Una went pale at the thought of this mission. "We have been asked, Milady, to strip her of her title...when referring..." She swallowed uncomfortably, her little dark eyes darting about as she realized she did not believe in her own words.

"I wish to call her Lady Saoirse," Eirainna said, and her spine straightened with authority. Una nodded her head with equal parts shame and trepidation. "Can that be arranged, Una?"

"I suppose...I will see that she gets it." Una's weighted gaze reached only as high as the hem of Eirainna's skirts.

"I would deliver it myself, only I fear that Maeve...only I fear," she stopped herself there and exhaled. Una nodded again, at a loss for words and action.

"I suppose it won't be much of a problem...at this point."

"What do you mean 'at this point?'" Knowing what she would see if she were to look on her maid's pale countenance, Eirainna fixed her eyes on the embers floating around in the hearth like little stars.

"The e-execution is to be held tomorrow. At dawn." Eirainna's hand unconsciously gripped the oak knob of her bedpost. "I suggest you take Furbaide away for the day," Una offered, solemnly.

"What, now? Now is when I should take caution to shield the boy from the horrors of—" Eirainna stopped her tongue, "I'm sorry, Una. It's not your fault, of course it's not your—"

"I know..." Una smiled sadly, took the untouched meal and left the door slightly ajar on her way out. Eirainna let out a great sigh. Who was this Ultan man, she wondered, that Lady Saoirse had met and fallen for. Or did she love him? Did it matter? She found herself repeating her own words over and over in head: No one asks what it was all for when your head is on the block.
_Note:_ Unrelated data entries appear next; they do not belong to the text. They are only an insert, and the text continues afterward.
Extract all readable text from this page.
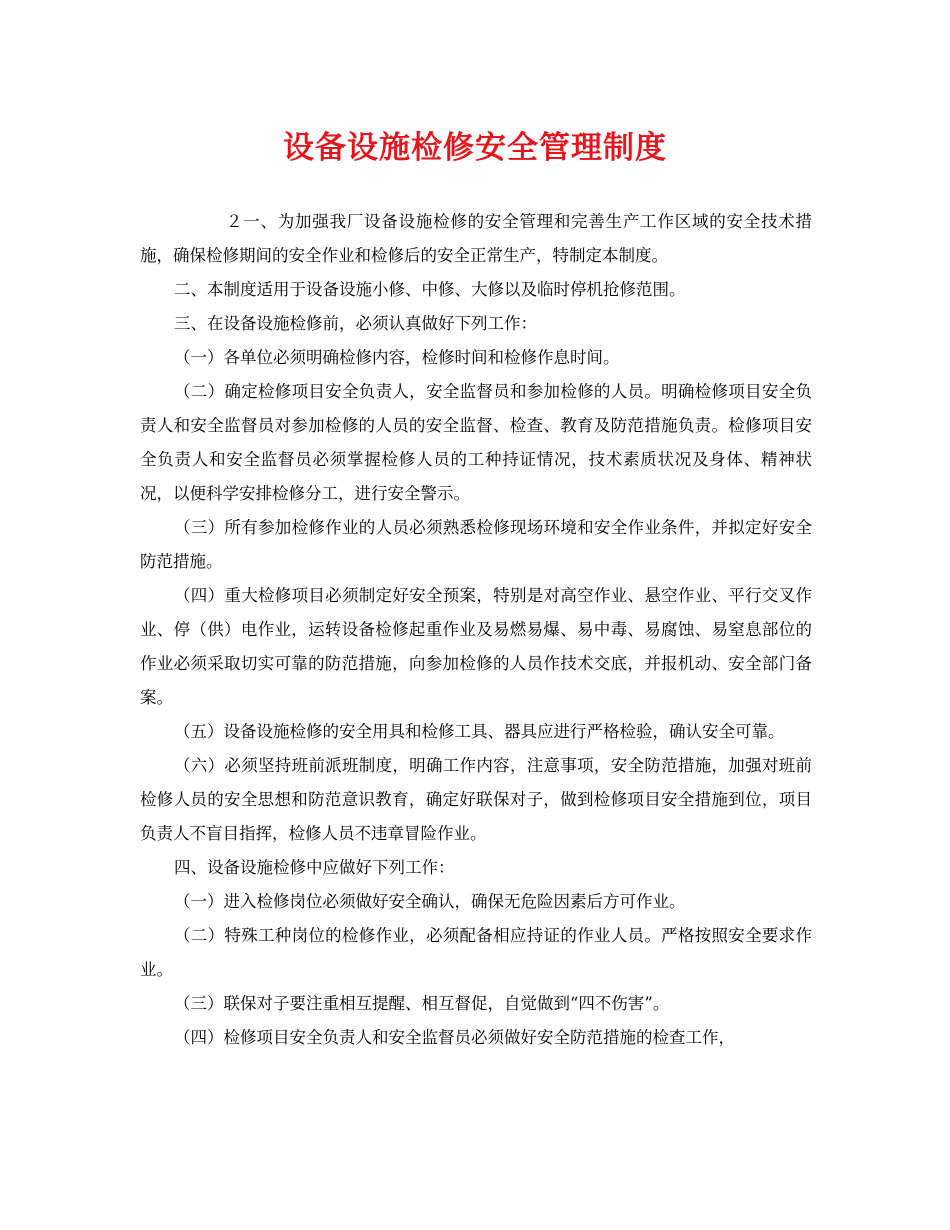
设备设施检修安全管理制度

２一、为加强我厂设备设施检修的安全管理和完善生产工作区域的安全技术措施，确保检修期间的安全作业和检修后的安全正常生产，特制定本制度。

二、本制度适用于设备设施小修、中修、大修以及临时停机抢修范围。

三、在设备设施检修前，必须认真做好下列工作：

（一）各单位必须明确检修内容，检修时间和检修作息时间。

（二）确定检修项目安全负责人，安全监督员和参加检修的人员。明确检修项目安全负责人和安全监督员对参加检修的人员的安全监督、检查、教育及防范措施负责。检修项目安全负责人和安全监督员必须掌握检修人员的工种持证情况，技术素质状况及身体、精神状况，以便科学安排检修分工，进行安全警示。

（三）所有参加检修作业的人员必须熟悉检修现场环境和安全作业条件，并拟定好安全防范措施。

（四）重大检修项目必须制定好安全预案，特别是对高空作业、悬空作业、平行交叉作业、停（供）电作业，运转设备检修起重作业及易燃易爆、易中毒、易腐蚀、易窒息部位的作业必须采取切实可靠的防范措施，向参加检修的人员作技术交底，并报机动、安全部门备案。

（五）设备设施检修的安全用具和检修工具、器具应进行严格检验，确认安全可靠。

（六）必须坚持班前派班制度，明确工作内容，注意事项，安全防范措施，加强对班前检修人员的安全思想和防范意识教育，确定好联保对子，做到检修项目安全措施到位，项目负责人不盲目指挥，检修人员不违章冒险作业。

四、设备设施检修中应做好下列工作：

（一）进入检修岗位必须做好安全确认，确保无危险因素后方可作业。

（二）特殊工种岗位的检修作业，必须配备相应持证的作业人员。严格按照安全要求作业。

（三）联保对子要注重相互提醒、相互督促，自觉做到“四不伤害”。

（四）检修项目安全负责人和安全监督员必须做好安全防范措施的检查工作，
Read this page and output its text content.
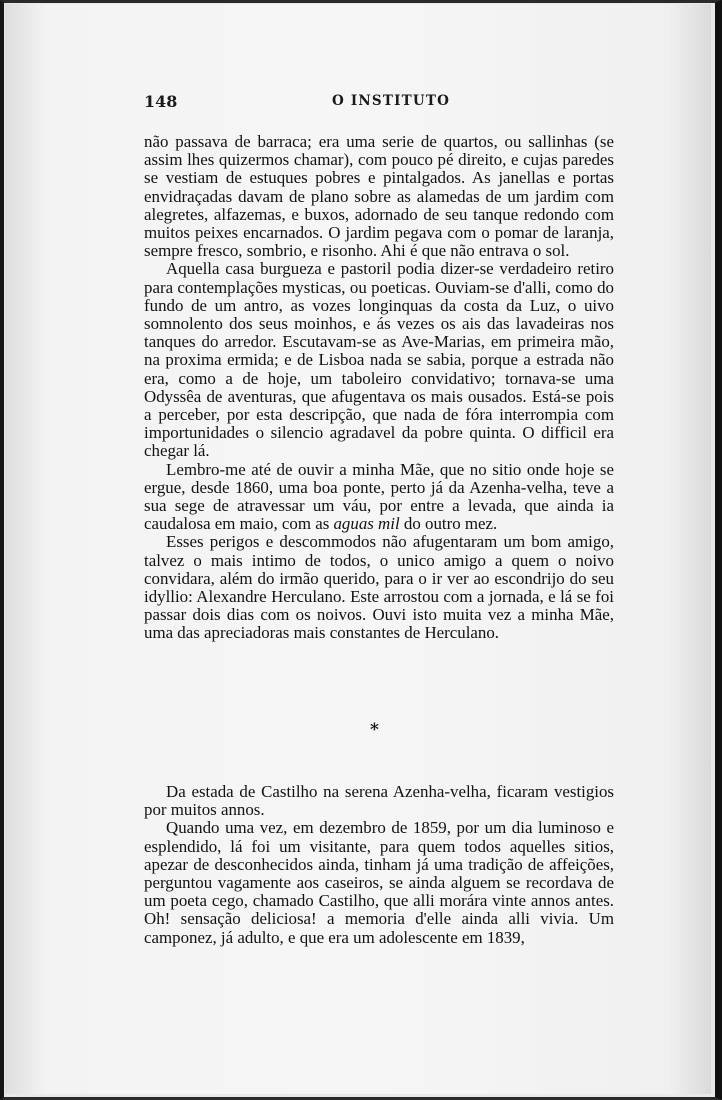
148	O INSTITUTO

não passava de barraca; era uma serie de quartos, ou sallinhas (se assim lhes quizermos chamar), com pouco pé direito, e cujas paredes se vestiam de estuques pobres e pintalgados. As janellas e portas envidraçadas davam de plano sobre as alamedas de um jardim com alegretes, alfazemas, e buxos, adornado de seu tanque redondo com muitos peixes encarnados. O jardim pegava com o pomar de laranja, sempre fresco, sombrio, e risonho. Ahi é que não entrava o sol.

Aquella casa burgueza e pastoril podia dizer-se verdadeiro retiro para contemplações mysticas, ou poeticas. Ouviam-se d'alli, como do fundo de um antro, as vozes longinquas da costa da Luz, o uivo somnolento dos seus moinhos, e ás vezes os ais das lavadeiras nos tanques do arredor. Escutavam-se as Ave-Marias, em primeira mão, na proxima ermida; e de Lisboa nada se sabia, porque a estrada não era, como a de hoje, um taboleiro convidativo; tornava-se uma Odyssêa de aventuras, que afugentava os mais ousados. Está-se pois a perceber, por esta descripção, que nada de fóra interrompia com importunidades o silencio agradavel da pobre quinta. O difficil era chegar lá.

Lembro-me até de ouvir a minha Mãe, que no sitio onde hoje se ergue, desde 1860, uma boa ponte, perto já da Azenha-velha, teve a sua sege de atravessar um váu, por entre a levada, que ainda ia caudalosa em maio, com as aguas mil do outro mez.

Esses perigos e descommodos não afugentaram um bom amigo, talvez o mais intimo de todos, o unico amigo a quem o noivo convidara, além do irmão querido, para o ir ver ao escondrijo do seu idyllio: Alexandre Herculano. Este arrostou com a jornada, e lá se foi passar dois dias com os noivos. Ouvi isto muita vez a minha Mãe, uma das apreciadoras mais constantes de Herculano.

*

Da estada de Castilho na serena Azenha-velha, ficaram vestigios por muitos annos.

Quando uma vez, em dezembro de 1859, por um dia luminoso e esplendido, lá foi um visitante, para quem todos aquelles sitios, apezar de desconhecidos ainda, tinham já uma tradição de affeições, perguntou vagamente aos caseiros, se ainda alguem se recordava de um poeta cego, chamado Castilho, que alli morára vinte annos antes. Oh! sensação deliciosa! a memoria d'elle ainda alli vivia. Um camponez, já adulto, e que era um adolescente em 1839,
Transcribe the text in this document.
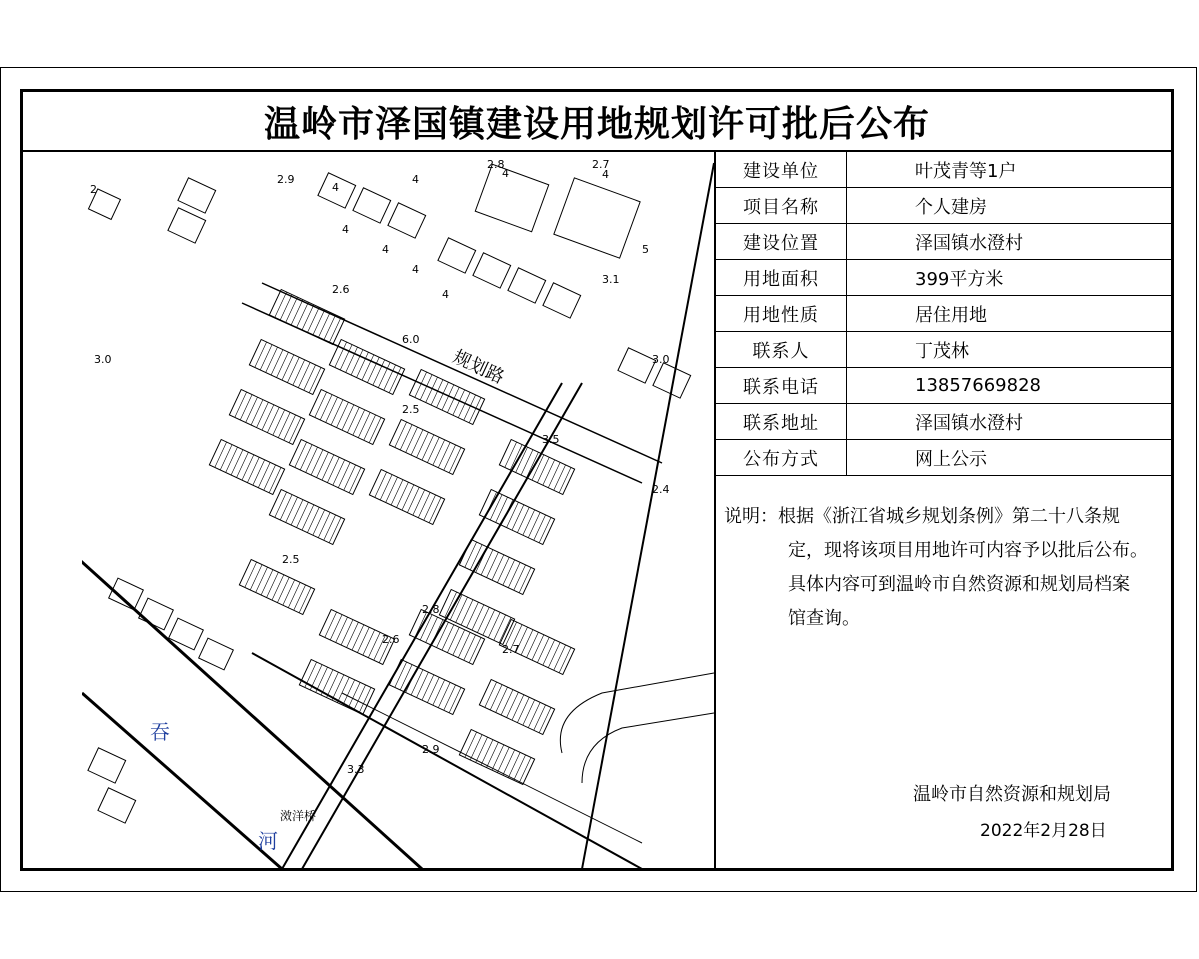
温岭市泽国镇建设用地规划许可批后公布
规划路
滧洋桥
吞
河
2	4
4	4	4
5
4
4
4
4
2.9
2.8	2.7
3.0
2.6
2.5
2.4
3.5
2.8
2.9
2.5
2.6
3.3
2.7
3.0
3.1
6.0
建设单位	叶茂青等1户
项目名称	个人建房
建设位置	泽国镇水澄村
用地面积	399平方米
用地性质	居住用地
联系人	丁茂林
联系电话	13857669828
联系地址	泽国镇水澄村
公布方式	网上公示
说明：根据《浙江省城乡规划条例》第二十八条规
定，现将该项目用地许可内容予以批后公布。
具体内容可到温岭市自然资源和规划局档案
馆查询。
温岭市自然资源和规划局
2022年2月28日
                  Later that afternoon, as she stood on the edge of the mist-covered sea, Eirainna's hand rested protectively on her abdomen four months swollen. A faint splash broke the calm of the surface. She looked down at the water to see a dark figure gliding just beneath the surface. A brown seal emerged from the gently breaking waves on the rocky shore just steps away from her. Its hide was so richly coloured, it emerged so abruptly from the neutral grey sea and sky. Gracefully, it slid through the surface to the edge of the shore, leaving a delicate wake. The beautiful seal looked up at her, its neck wrinkling as its head turned to the side. They shared a strange, majestic connection; the creature was mystical to her, something about it darkly beautiful and otherworldly, its round eyes so dark and shiny, so impossibly human. They seemed to have such a soul behind them...as layered and as melancholy as her own. The seal's penetrating eyes begged her for something, as if they had known she would be there at the sea's edge at that time. The intensity of their plea hypnotized her and brought her to a focused stillness.

Suddenly, Eirainna felt the earth shake ever so faintly beneath her. Having felt the same subtle vibrations in the earth, the seal scurried back into water, making the rippling waves splash as it ducked back under the surface and swam out beyond the shallow water. She turned her head slightly to hear the clapping of hooves against the rocky peat and adjusted the folds of her skirt to sufficiently hide the curve of her stomach. The rhythms of the fast approaching hooves became quicker. Cillian emerged from the wall of fog on his rattled horse.

"Raina," he called to her in a harsh whisper that cut through the haze, "is that you?"

"Yes...I was just out for a walk...is—is everything—" Eirainna wondered why the warhorse seemed so frantic as they drew near.